Re: Unable to halt or reboot due to - unregister_netdevice: waiting for eth0.20 to become free. Usage count = 1

2006-09-06 Thread Ben Greear

Jesper Juhl wrote:

Ok, I've done some more testing and it seems, unfortunately, that I
can't trigger the problem reliably. I guess I was just lucky with my
first few reboots.
It now seems that uptime and/or amount of data that has flowed over
the vlan interface impacts the probability of hitting the problem.


Back when I was chasing the neighbor table leak, I wrote a patch to
catch ref-count leaks for net devices.  It was against 2.6.13 or so,
but if nothing else is helping, it might be worth dusting off.

I put what I believe was the last iteration of that patch here:

http://www.candelatech.com/oss/rfcnt.patch

Thanks,
Ben

--
Ben Greear [EMAIL PROTECTED]
Candela Technologies Inc  http://www.candelatech.com

-
To unsubscribe from this list: send the line unsubscribe netdev in
the body of a message to [EMAIL PROTECTED]
More majordomo info at  http://vger.kernel.org/majordomo-info.html


Re: Unable to halt or reboot due to - unregister_netdevice: waiting for eth0.20 to become free. Usage count = 1

2006-09-01 Thread Jesper Juhl

On 31/08/06, Jesper Juhl [EMAIL PROTECTED] wrote:

On 31/08/06, Ben Greear [EMAIL PROTECTED] wrote:
 Jesper Juhl wrote:
  Hi,
 
  I've got a small problem with 2.6.18-rc5-git2.
 
  I've got a vlan setup on eth0.20, eth0 does not have an IP.
 
  When I attempt to reboot or halt the machine I get the following
  message from the loop in net/core/dev.c::netdev_wait_allrefs() where
  it waits for the ref-count to drop to zero.
  Unfortunately the ref-count stays at 1 forever and the server never
  gets any further.
 
   unregister_netdevice: waiting for eth0.20 to become free. Usage count = 1
 
  I googled a bit and found that people have had similar problems in the
  past and could work around them by shutting down the vlan interface
  before the 'lo' interface. I tried that and indeed, it works.
 
  Any idea how we can get this fixed?

 This is usually a ref-count leak somewhere.  Used to be IPv6 had
 issues..then there were some neighbor leaks...but these were fixed as
 far as I know.

Using IPv4 here.


 Can you reproduce this on older kernels?
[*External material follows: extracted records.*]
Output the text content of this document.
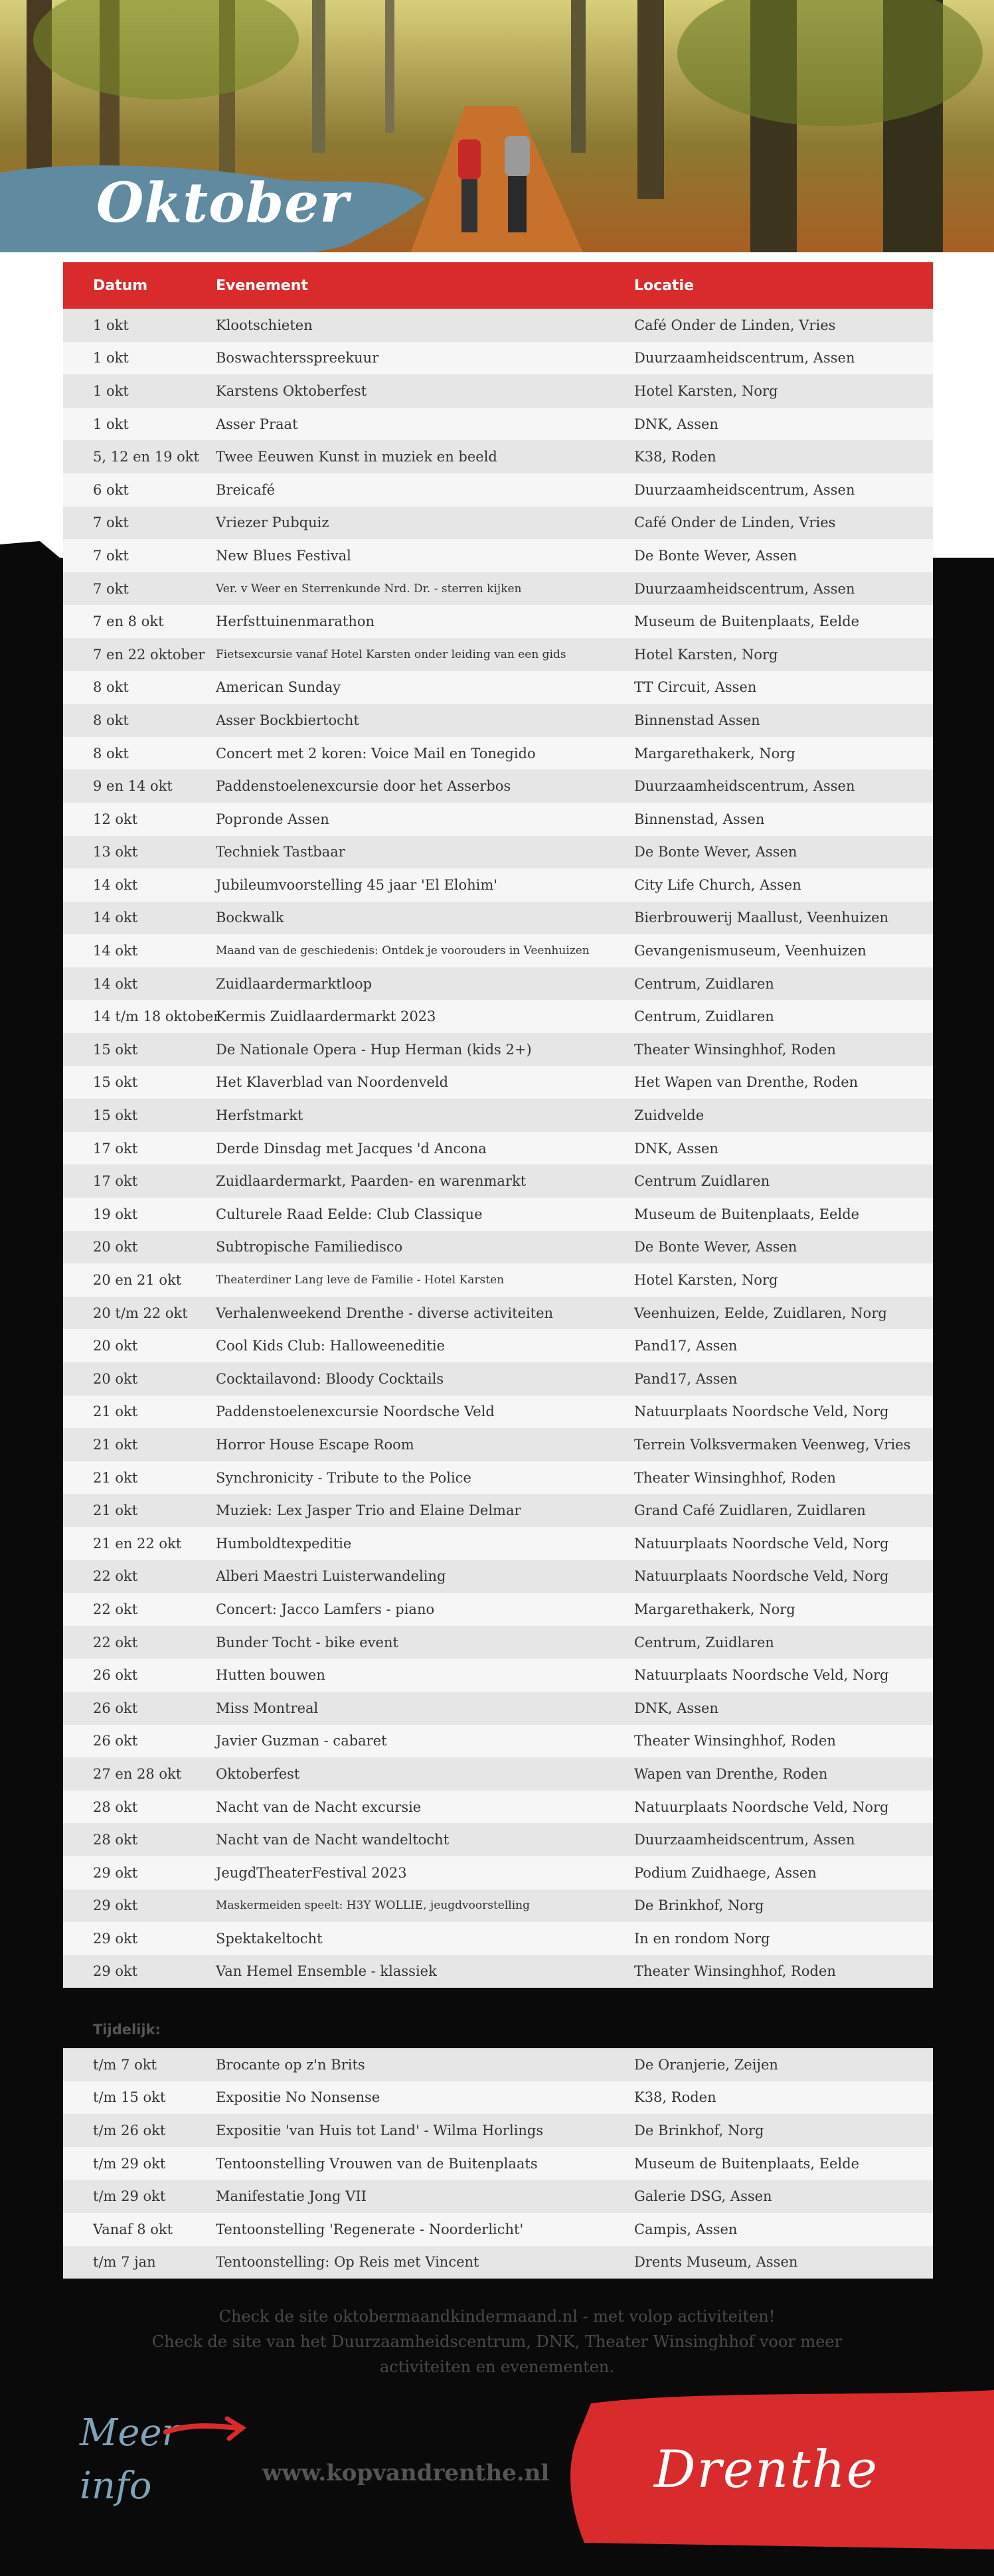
Oktober
Datum	Evenement	Locatie
1 okt	Klootschieten	Café Onder de Linden, Vries
1 okt	Boswachtersspreekuur	Duurzaamheidscentrum, Assen
1 okt	Karstens Oktoberfest	Hotel Karsten, Norg
1 okt	Asser Praat	DNK, Assen
5, 12 en 19 okt	Twee Eeuwen Kunst in muziek en beeld	K38, Roden
6 okt	Breicafé	Duurzaamheidscentrum, Assen
7 okt	Vriezer Pubquiz	Café Onder de Linden, Vries
7 okt	New Blues Festival	De Bonte Wever, Assen
7 okt	Ver. v Weer en Sterrenkunde Nrd. Dr. - sterren kijken	Duurzaamheidscentrum, Assen
7 en 8 okt	Herfsttuinenmarathon	Museum de Buitenplaats, Eelde
7 en 22 oktober	Fietsexcursie vanaf Hotel Karsten onder leiding van een gids	Hotel Karsten, Norg
8 okt	American Sunday	TT Circuit, Assen
8 okt	Asser Bockbiertocht	Binnenstad Assen
8 okt	Concert met 2 koren: Voice Mail en Tonegido	Margarethakerk, Norg
9 en 14 okt	Paddenstoelenexcursie door het Asserbos	Duurzaamheidscentrum, Assen
12 okt	Popronde Assen	Binnenstad, Assen
13 okt	Techniek Tastbaar	De Bonte Wever, Assen
14 okt	Jubileumvoorstelling 45 jaar 'El Elohim'	City Life Church, Assen
14 okt	Bockwalk	Bierbrouwerij Maallust, Veenhuizen
14 okt	Maand van de geschiedenis: Ontdek je voorouders in Veenhuizen	Gevangenismuseum, Veenhuizen
14 okt	Zuidlaardermarktloop	Centrum, Zuidlaren
14 t/m 18 oktober	Kermis Zuidlaardermarkt 2023	Centrum, Zuidlaren
15 okt	De Nationale Opera - Hup Herman (kids 2+)	Theater Winsinghhof, Roden
15 okt	Het Klaverblad van Noordenveld	Het Wapen van Drenthe, Roden
15 okt	Herfstmarkt	Zuidvelde
17 okt	Derde Dinsdag met Jacques 'd Ancona	DNK, Assen
17 okt	Zuidlaardermarkt, Paarden- en warenmarkt	Centrum Zuidlaren
19 okt	Culturele Raad Eelde: Club Classique	Museum de Buitenplaats, Eelde
20 okt	Subtropische Familiedisco	De Bonte Wever, Assen
20 en 21 okt	Theaterdiner Lang leve de Familie - Hotel Karsten	Hotel Karsten, Norg
20 t/m 22 okt	Verhalenweekend Drenthe - diverse activiteiten	Veenhuizen, Eelde, Zuidlaren, Norg
20 okt	Cool Kids Club: Halloweeneditie	Pand17, Assen
20 okt	Cocktailavond: Bloody Cocktails	Pand17, Assen
21 okt	Paddenstoelenexcursie Noordsche Veld	Natuurplaats Noordsche Veld, Norg
21 okt	Horror House Escape Room	Terrein Volksvermaken Veenweg, Vries
21 okt	Synchronicity - Tribute to the Police	Theater Winsinghhof, Roden
21 okt	Muziek: Lex Jasper Trio and Elaine Delmar	Grand Café Zuidlaren, Zuidlaren
21 en 22 okt	Humboldtexpeditie	Natuurplaats Noordsche Veld, Norg
22 okt	Alberi Maestri Luisterwandeling	Natuurplaats Noordsche Veld, Norg
22 okt	Concert: Jacco Lamfers - piano	Margarethakerk, Norg
22 okt	Bunder Tocht - bike event	Centrum, Zuidlaren
26 okt	Hutten bouwen	Natuurplaats Noordsche Veld, Norg
26 okt	Miss Montreal	DNK, Assen
26 okt	Javier Guzman - cabaret	Theater Winsinghhof, Roden
27 en 28 okt	Oktoberfest	Wapen van Drenthe, Roden
28 okt	Nacht van de Nacht excursie	Natuurplaats Noordsche Veld, Norg
28 okt	Nacht van de Nacht wandeltocht	Duurzaamheidscentrum, Assen
29 okt	JeugdTheaterFestival 2023	Podium Zuidhaege, Assen
29 okt	Maskermeiden speelt: H3Y WOLLIE, jeugdvoorstelling	De Brinkhof, Norg
29 okt	Spektakeltocht	In en rondom Norg
29 okt	Van Hemel Ensemble - klassiek	Theater Winsinghhof, Roden
Tijdelijk:
t/m 7 okt	Brocante op z'n Brits	De Oranjerie, Zeijen
t/m 15 okt	Expositie No Nonsense	K38, Roden
t/m 26 okt	Expositie 'van Huis tot Land' - Wilma Horlings	De Brinkhof, Norg
t/m 29 okt	Tentoonstelling Vrouwen van de Buitenplaats	Museum de Buitenplaats, Eelde
t/m 29 okt	Manifestatie Jong VII	Galerie DSG, Assen
Vanaf 8 okt	Tentoonstelling 'Regenerate - Noorderlicht'	Campis, Assen
t/m 7 jan	Tentoonstelling: Op Reis met Vincent	Drents Museum, Assen
Check de site oktobermaandkindermaand.nl - met volop activiteiten!
Check de site van het Duurzaamheidscentrum, DNK, Theater Winsinghhof voor meer
activiteiten en evenementen.
Meer
info	www.kopvandrenthe.nl Drenthe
I've not actively tried, but I do have several servers running various
older kernel releases with similar vlan setups and I'm not aware of
any problems with those. Only this new box that I'm using for testing
new kernels (currently) shows the problem, and I've only tried 2.6.8
and 2.6.18-rc5-git2 on the box so far (2.6.8 doesn't have the
problem).


I've just encountered the problem on a different server with an
identical vlan setup. That server is running 2.6.13.4

--
Jesper Juhl [EMAIL PROTECTED]
Don't top-post  http://www.catb.org/~esr/jargon/html/T/top-post.html
Plain text mails only, please  http://www.expita.com/nomime.html
-
To unsubscribe from this list: send the line unsubscribe netdev in
the body of a message to [EMAIL PROTECTED]
More majordomo info at  http://vger.kernel.org/majordomo-info.html


Re: Unable to halt or reboot due to - unregister_netdevice: waiting for eth0.20 to become free. Usage count = 1

2006-09-01 Thread Herbert Xu
Jesper Juhl [EMAIL PROTECTED] wrote:

 I've just encountered the problem on a different server with an
 identical vlan setup. That server is running 2.6.13.4

Do you have a simple recipe to reproduce this? Ideally it'd be a
script that anyone can execute in a freshly booted system that
exhibits the problem.

Thanks,
-- 
Visit Openswan at http://www.openswan.org/
Email: Herbert Xu ~{PmVHI~} [EMAIL PROTECTED]
Home Page: http://gondor.apana.org.au/~herbert/
PGP Key: http://gondor.apana.org.au/~herbert/pubkey.txt
-
To unsubscribe from this list: send the line unsubscribe netdev in
the body of a message to [EMAIL PROTECTED]
More majordomo info at  http://vger.kernel.org/majordomo-info.html


Re: Unable to halt or reboot due to - unregister_netdevice: waiting for eth0.20 to become free. Usage count = 1

2006-09-01 Thread Jesper Juhl

On 01/09/06, Herbert Xu [EMAIL PROTECTED] wrote:

Jesper Juhl [EMAIL PROTECTED] wrote:

 I've just encountered the problem on a different server with an
 identical vlan setup. That server is running 2.6.13.4

Do you have a simple recipe to reproduce this? Ideally it'd be a
script that anyone can execute in a freshly booted system that
exhibits the problem.


Well, the first server I saw this on only had a base install of debian
stable on it, then I replaced the kernel, configured the vlan
interface in /etc/network/interfaces typed 'reboot' and it failed -
and it seems to fail reliably on reboot every time.

--
Jesper Juhl [EMAIL PROTECTED]
Don't top-post  http://www.catb.org/~esr/jargon/html/T/top-post.html
Plain text mails only, please  http://www.expita.com/nomime.html
-
To unsubscribe from this list: send the line unsubscribe netdev in
the body of a message to [EMAIL PROTECTED]
More majordomo info at  http://vger.kernel.org/majordomo-info.html


Re: Unable to halt or reboot due to - unregister_netdevice: waiting for eth0.20 to become free. Usage count = 1

2006-09-01 Thread Jesper Juhl

On 01/09/06, Jesper Juhl [EMAIL PROTECTED] wrote:

On 01/09/06, Herbert Xu [EMAIL PROTECTED] wrote:
 Jesper Juhl [EMAIL PROTECTED] wrote:
 
  I've just encountered the problem on a different server with an
  identical vlan setup. That server is running 2.6.13.4

 Do you have a simple recipe to reproduce this? Ideally it'd be a
 script that anyone can execute in a freshly booted system that
 exhibits the problem.

Well, the first server I saw this on only had a base install of debian
stable on it, then I replaced the kernel, configured the vlan
interface in /etc/network/interfaces typed 'reboot' and it failed -
and it seems to fail reliably on reboot every time.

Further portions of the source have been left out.